POINT BAKER
POPULATION: 16 (2007)
LOCATION: On the northern tip of Prince of Wales Island, 142 miles south of Juneau and 50 miles west of Wrangell.
DESCRIPTION: A small fishing community where some of the residents, most of them hand-trollers, hold commercial fishing permits. Those who are wholly or partly Alaska Native are less than 9 percent of the population. Subsistence and recreational food sources include deer, salmon, halibut, shrimp and crab. Children are home-schooled through correspondence courses. During the April 2000 U.S. Census, nearly half of the 23 homes were vacant. Point Baker is accessible by float plane, helicopter, barge and skiff.

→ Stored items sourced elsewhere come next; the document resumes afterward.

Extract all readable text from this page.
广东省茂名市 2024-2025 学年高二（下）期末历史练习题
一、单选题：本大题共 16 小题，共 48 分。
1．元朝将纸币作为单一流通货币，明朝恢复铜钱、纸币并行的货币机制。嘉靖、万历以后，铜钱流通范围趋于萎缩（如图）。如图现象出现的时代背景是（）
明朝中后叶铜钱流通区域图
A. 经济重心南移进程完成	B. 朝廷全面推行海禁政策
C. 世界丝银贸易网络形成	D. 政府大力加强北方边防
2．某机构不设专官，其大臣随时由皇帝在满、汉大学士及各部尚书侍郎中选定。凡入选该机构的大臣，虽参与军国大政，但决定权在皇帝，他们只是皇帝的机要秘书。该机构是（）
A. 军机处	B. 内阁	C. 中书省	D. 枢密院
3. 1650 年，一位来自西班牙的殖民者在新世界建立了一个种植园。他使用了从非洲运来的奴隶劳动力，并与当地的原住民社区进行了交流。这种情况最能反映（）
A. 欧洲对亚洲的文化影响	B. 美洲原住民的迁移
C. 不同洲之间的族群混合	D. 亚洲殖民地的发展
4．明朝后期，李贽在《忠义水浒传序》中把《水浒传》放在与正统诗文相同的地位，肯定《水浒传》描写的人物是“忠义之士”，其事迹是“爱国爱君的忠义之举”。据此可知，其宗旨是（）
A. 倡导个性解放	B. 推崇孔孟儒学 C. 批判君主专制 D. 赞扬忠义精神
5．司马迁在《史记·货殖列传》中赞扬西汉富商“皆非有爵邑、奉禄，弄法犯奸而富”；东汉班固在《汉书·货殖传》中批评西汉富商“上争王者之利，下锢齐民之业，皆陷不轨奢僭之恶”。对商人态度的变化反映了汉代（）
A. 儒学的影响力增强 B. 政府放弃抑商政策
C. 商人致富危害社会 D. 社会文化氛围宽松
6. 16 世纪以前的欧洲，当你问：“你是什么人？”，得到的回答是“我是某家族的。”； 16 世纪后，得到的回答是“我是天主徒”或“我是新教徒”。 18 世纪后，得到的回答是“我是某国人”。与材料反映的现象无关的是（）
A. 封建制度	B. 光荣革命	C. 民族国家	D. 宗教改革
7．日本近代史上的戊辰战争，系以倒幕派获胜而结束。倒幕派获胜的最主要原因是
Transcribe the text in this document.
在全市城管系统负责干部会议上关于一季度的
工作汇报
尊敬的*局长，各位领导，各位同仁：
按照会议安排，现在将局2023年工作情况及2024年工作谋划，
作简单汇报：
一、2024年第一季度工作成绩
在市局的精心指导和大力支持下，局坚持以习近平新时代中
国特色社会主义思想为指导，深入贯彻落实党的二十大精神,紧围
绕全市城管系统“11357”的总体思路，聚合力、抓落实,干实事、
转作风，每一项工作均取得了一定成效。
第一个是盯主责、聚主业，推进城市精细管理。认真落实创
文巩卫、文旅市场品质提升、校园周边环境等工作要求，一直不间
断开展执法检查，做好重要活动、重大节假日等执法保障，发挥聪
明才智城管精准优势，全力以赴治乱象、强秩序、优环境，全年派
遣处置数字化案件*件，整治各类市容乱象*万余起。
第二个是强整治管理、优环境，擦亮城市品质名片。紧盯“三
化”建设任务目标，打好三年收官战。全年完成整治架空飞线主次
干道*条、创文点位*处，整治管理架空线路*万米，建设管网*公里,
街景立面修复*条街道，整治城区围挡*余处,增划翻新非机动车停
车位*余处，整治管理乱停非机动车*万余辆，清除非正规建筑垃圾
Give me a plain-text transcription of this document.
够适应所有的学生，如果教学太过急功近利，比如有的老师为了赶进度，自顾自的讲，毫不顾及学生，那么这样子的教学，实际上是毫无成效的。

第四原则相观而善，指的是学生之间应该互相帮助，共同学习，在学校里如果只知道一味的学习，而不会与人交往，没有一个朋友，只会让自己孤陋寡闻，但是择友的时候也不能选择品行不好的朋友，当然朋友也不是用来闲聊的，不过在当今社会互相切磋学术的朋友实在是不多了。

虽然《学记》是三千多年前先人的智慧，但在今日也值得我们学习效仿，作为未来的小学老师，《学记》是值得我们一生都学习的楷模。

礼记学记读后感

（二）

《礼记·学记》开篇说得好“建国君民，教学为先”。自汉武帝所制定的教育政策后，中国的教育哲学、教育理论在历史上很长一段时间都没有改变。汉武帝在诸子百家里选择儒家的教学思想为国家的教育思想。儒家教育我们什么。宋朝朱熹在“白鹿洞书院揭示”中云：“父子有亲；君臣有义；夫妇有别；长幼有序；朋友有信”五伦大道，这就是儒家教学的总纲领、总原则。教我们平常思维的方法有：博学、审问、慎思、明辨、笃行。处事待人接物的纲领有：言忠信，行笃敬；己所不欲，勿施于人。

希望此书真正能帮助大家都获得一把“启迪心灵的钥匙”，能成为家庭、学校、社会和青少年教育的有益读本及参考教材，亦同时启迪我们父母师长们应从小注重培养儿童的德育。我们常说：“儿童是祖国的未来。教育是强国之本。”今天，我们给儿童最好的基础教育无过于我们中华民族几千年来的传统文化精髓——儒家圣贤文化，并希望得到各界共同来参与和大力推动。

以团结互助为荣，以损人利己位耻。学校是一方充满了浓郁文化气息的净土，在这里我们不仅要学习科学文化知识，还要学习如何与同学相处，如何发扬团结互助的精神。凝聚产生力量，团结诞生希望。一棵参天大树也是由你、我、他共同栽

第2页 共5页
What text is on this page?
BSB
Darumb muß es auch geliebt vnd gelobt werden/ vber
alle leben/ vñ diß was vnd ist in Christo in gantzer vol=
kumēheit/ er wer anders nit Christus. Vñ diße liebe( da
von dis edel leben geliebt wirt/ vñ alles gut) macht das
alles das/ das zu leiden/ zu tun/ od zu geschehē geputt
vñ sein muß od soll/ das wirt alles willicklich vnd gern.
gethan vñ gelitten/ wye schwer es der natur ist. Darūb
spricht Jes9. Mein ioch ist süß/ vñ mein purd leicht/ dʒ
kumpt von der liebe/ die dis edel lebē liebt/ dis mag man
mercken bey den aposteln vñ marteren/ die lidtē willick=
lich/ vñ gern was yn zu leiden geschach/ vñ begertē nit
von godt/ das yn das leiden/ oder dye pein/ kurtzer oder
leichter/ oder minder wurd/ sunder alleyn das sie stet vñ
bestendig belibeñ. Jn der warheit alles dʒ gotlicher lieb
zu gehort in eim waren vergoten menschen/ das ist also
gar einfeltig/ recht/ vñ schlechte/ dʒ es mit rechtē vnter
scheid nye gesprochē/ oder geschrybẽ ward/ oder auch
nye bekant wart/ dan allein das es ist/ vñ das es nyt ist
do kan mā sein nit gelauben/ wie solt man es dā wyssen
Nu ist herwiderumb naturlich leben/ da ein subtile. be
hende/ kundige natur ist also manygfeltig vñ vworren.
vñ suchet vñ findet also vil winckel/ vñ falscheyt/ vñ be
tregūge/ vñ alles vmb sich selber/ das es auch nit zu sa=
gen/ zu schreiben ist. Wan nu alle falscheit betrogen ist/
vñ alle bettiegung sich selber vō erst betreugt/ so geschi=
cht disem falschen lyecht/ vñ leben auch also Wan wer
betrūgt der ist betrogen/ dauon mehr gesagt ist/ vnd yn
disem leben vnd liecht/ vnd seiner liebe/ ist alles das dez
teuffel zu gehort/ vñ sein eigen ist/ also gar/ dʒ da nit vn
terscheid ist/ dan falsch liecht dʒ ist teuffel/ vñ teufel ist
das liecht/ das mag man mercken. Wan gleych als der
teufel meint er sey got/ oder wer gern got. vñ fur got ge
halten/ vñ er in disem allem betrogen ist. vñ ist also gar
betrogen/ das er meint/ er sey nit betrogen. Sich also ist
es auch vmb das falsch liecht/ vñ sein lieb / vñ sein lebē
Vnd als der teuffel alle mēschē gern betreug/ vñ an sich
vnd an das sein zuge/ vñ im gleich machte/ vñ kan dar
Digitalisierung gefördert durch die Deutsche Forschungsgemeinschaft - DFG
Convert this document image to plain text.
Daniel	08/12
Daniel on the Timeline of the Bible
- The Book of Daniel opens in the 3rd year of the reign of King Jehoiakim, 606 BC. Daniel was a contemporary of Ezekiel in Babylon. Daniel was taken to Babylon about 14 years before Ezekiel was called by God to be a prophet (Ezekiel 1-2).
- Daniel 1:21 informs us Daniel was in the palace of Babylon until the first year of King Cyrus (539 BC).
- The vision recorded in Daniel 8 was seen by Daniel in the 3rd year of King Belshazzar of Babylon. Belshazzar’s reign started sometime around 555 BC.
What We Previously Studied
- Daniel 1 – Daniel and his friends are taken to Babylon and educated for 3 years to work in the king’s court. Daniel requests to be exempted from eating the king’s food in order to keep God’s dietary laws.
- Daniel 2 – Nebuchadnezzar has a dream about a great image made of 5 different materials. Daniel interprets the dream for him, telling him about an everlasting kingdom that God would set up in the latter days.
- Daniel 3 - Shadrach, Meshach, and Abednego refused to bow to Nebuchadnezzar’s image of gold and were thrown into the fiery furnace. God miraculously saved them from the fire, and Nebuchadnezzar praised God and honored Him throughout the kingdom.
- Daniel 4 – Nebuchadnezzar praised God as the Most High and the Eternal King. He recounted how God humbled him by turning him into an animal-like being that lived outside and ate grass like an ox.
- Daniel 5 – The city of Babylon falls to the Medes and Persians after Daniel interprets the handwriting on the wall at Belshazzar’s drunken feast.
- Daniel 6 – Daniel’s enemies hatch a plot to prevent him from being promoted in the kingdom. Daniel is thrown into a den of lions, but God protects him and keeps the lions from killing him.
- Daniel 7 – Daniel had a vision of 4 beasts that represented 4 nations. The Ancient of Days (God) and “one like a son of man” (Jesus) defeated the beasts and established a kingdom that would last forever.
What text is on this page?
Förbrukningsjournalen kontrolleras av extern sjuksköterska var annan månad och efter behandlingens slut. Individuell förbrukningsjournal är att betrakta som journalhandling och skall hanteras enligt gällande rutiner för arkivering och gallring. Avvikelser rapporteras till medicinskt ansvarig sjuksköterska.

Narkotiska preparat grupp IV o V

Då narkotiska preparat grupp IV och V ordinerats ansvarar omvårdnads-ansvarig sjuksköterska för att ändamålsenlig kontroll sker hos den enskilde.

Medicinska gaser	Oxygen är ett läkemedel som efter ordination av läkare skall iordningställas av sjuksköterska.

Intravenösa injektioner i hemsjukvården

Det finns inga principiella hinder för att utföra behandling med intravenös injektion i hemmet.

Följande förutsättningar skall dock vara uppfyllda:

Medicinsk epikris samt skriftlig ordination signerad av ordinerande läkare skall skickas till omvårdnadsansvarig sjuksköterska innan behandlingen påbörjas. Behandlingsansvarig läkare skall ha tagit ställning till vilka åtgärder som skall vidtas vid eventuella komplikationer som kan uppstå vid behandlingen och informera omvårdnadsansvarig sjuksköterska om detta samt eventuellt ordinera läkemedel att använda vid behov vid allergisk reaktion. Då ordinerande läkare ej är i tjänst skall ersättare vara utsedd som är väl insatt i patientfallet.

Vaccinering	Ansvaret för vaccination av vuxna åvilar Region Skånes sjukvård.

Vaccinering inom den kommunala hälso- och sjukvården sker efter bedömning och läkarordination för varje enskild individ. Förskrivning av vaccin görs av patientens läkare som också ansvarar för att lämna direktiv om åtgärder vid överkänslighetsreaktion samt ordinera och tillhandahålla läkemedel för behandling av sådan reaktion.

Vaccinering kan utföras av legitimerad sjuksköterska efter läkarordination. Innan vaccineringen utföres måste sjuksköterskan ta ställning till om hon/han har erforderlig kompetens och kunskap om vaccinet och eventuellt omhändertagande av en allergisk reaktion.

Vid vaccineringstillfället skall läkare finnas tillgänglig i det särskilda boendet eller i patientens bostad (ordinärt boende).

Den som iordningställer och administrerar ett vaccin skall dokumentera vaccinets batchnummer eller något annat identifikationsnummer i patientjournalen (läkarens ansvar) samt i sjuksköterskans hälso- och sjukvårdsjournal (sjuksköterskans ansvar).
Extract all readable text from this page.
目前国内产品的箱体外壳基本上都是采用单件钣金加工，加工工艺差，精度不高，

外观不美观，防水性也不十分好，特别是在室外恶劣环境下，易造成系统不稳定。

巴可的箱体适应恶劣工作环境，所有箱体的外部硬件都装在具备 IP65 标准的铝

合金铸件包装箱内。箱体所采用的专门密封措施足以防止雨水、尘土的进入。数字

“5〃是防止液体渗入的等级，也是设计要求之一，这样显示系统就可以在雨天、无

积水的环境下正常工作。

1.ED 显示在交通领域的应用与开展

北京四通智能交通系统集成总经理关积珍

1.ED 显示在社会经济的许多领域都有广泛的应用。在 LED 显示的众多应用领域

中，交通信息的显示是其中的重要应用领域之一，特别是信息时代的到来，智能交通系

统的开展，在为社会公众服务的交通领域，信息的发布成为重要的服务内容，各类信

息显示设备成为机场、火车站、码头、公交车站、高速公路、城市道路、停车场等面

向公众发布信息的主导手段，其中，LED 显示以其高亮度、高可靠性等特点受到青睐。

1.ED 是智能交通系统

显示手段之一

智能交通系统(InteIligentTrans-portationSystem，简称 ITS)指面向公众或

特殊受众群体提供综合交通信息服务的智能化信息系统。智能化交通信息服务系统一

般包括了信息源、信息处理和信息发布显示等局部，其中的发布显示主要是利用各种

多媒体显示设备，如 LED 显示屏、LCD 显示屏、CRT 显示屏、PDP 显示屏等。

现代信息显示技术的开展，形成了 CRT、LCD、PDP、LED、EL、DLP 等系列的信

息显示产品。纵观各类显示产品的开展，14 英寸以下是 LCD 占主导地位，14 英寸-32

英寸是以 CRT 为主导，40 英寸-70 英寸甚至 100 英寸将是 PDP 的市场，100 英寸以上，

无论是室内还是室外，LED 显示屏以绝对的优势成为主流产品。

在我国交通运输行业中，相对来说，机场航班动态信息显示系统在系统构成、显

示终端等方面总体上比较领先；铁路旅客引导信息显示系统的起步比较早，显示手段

HISTORY: Capt. George Vancouver named Point Baker in 1793 after the second lieutenant on his ship "The Discovery." The first floating fish packer arrived in 1919, and fish buying continued until the 1930s when the U.S. Forest Service opened the area for homesites. During the 1920s and '30s, as many as 100 tents lined the harbor, occupied by hand-trollers. The first store was built in 1941, and a post office opened in 1942. In 1955, Point Baker was withdrawn from the Tongass National Forest. A floating dock was built by the state in 1961; larger docks replaced it in 1968.